At the on-set of the pandemic, in CY2020, used retail prices increased slightly, following typical seasonal patterns, and then began dropping in April, finally hitting a low point in the late spring months. By late summer of CY2020, Used Retail Prices increased as supply of new vehicle inventory started to become scarce, but retail demand slowed down at the end of CY2020, resulting in declining retail asking prices for the last several weeks of the year. When CY2021 kicked off, demand rebounded while retail prices lagged slightly behind wholesale prices; March of 2021 started the dramatic increases in Used Retail Prices, fueled by stimulus payments, tax season, and shortages of new inventory. During the third quarter, retail prices continued to rise at a slower rate but soon picked up the pace once again to start the fourth quarter. In Q4, prices on retail listings steadily increased week after week. As CY2021 came to an end, the retail listing price index closed 36% above where the year began.

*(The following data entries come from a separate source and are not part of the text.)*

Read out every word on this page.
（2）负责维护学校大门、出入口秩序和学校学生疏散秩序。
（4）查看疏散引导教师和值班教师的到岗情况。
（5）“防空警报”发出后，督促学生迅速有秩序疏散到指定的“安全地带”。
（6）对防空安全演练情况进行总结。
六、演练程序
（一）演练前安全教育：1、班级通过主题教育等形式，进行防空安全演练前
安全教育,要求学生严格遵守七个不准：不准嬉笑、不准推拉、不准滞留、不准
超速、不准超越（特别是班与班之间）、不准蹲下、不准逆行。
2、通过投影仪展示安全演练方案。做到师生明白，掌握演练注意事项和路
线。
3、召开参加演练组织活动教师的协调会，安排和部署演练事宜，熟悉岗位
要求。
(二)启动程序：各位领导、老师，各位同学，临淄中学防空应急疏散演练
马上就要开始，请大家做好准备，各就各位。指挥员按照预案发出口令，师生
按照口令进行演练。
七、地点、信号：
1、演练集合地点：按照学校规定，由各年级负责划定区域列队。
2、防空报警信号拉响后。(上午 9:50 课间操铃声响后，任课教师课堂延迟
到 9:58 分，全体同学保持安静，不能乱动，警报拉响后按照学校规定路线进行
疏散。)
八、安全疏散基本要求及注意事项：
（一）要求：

In the two months of 2022, the Retail Listings Price Index remained relatively unchanged (green curve on the graph below), but as we head into March, the Index sits just above 0.99, indicating a very slight decrease in retail pricing. Typically, there is a lag between changes in wholesale prices and retail prices.

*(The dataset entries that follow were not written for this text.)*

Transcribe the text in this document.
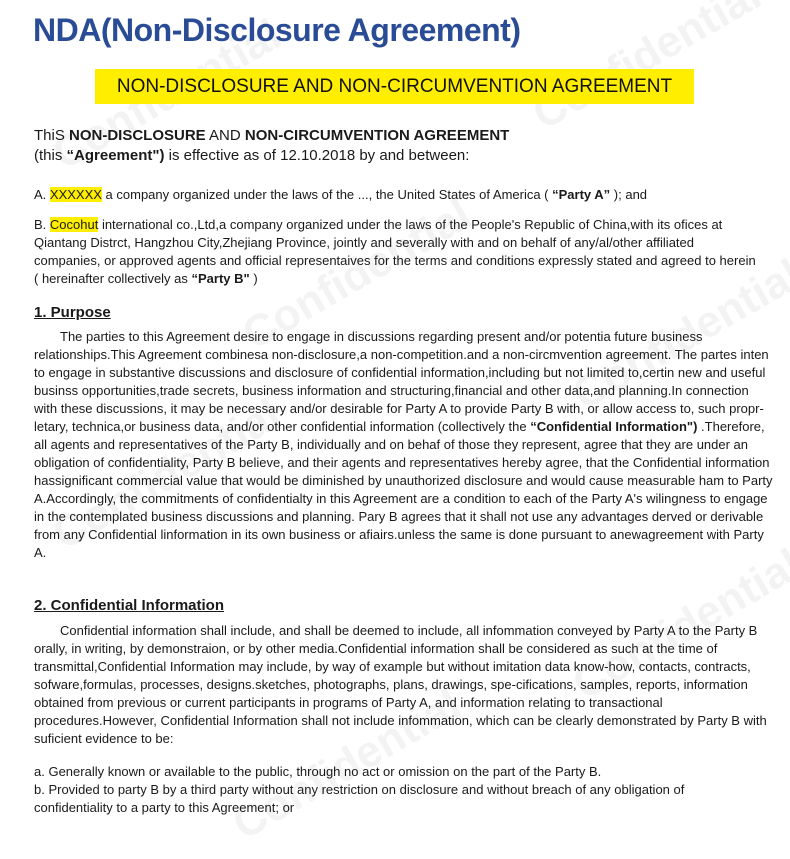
NDA(Non-Disclosure Agreement)
NON-DISCLOSURE AND NON-CIRCUMVENTION AGREEMENT

ThiS NON-DISCLOSURE AND NON-CIRCUMVENTION AGREEMENT

(this “Agreement") is effective as of 12.10.2018 by and between:

A. XXXXXX a company organized under the laws of the ..., the United States of America ( “Party A” ); and

B. Cocohut international co.,Ltd,a company organized under the laws of the People's Republic of China,with its ofices at Qiantang Distrct, Hangzhou City,Zhejiang Province, jointly and severally with and on behalf of any/al/other affiliated companies, or approved agents and official representaives for the terms and conditions expressly stated and agreed to herein ( hereinafter collectively as “Party B" )

1. Purpose

The parties to this Agreement desire to engage in discussions regarding present and/or potentia future business relationships.This Agreement combinesa non-disclosure,a non-competition.and a non-circmvention agreement. The partes inten to engage in substantive discussions and disclosure of confidential information,including but not limited to,certin new and useful businss opportunities,trade secrets, business information and structuring,financial and other data,and planning.In connection with these discussions, it may be necessary and/or desirable for Party A to provide Party B with, or allow access to, such proprletary, technica,or business data, and/or other confidential information (collectively the “Confidential Information") .Therefore, all agents and representatives of the Party B, individually and on behaf of those they represent, agree that they are under an obligation of confidentiality, Party B believe, and their agents and representatives hereby agree, that the Confidential information hassignificant commercial value that would be diminished by unauthorized disclosure and would cause measurable ham to Party A.Accordingly, the commitments of confidentialty in this Agreement are a condition to each of the Party A's wilingness to engage in the contemplated business discussions and planning. Pary B agrees that it shall not use any advantages derved or derivable from any Confidential linformation in its own business or afiairs.unless the same is done pursuant to anewagreement with Party A.

2. Confidential Information

Confidential information shall include, and shall be deemed to include, all infommation conveyed by Party A to the Party B orally, in writing, by demonstraion, or by other media.Confidential information shall be considered as such at the time of transmittal,Confidential Information may include, by way of example but without imitation data know-how, contacts, contracts, sofware,formulas, processes, designs.sketches, photographs, plans, drawings, spe-cifications, samples, reports, information obtained from previous or current participants in programs of Party A, and information relating to transactional procedures.However, Confidential Information shall not include infommation, which can be clearly demonstrated by Party B with suficient evidence to be:

a. Generally known or available to the public, through no act or omission on the part of the Party B.

b. Provided to party B by a third party without any restriction on disclosure and without breach of any obligation of confidentiality to a party to this Agreement; or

This analysis is based on approximately two million vehicles listed for sale on U.S. dealer lots. The graph below looks at 2-6-year-old vehicles. The index is computed keeping the average age of the mix constant to identify market movements.
Used Retail Listing Volume has dropped slightly this week and now sits back around 1.00 – where we started the year.
Used Retail Days-to-Turn remains fairly stagnant this week and sits around 42 days.
The lanes are heating up as dealers plan for a spring / tax-season market. Franchise dealers have been somewhat absent as they continue to purchase upstream or at grounding, but large independent dealers and rental companies have been hot and heavy in lane. With several manufacturers freezing fleet sales, rental companies have struggled to meet demand and have been actively purchasing vehicles both in lane and at dealerships; it seems like rental companies have started being more active in lane as covid restrictions are rolled back and Americans prepare to travel. As wholesale values continue to decrease – this week at –0.64%, more than twice the depreciation seen this same week pre-pandemic – some sellers are still holding tight to their floors while others sell it all. With additional production constraints due to chip and raw material shortages, and OEMs warning against aggressive dealer market adjustments, used vehicles will be in the spotlight again as we head into the first big buying season of the year.
The Estimated Average Weekly Sales Rate has started picking up over the last few weeks and is at 65% this week. This is a positive indicator of a traditional spring / tax-season market. In March of 2021, the Estimated Average Weekly Sales Rate increased around 10 percentage points in a 6-week period, from around 64% to 75%.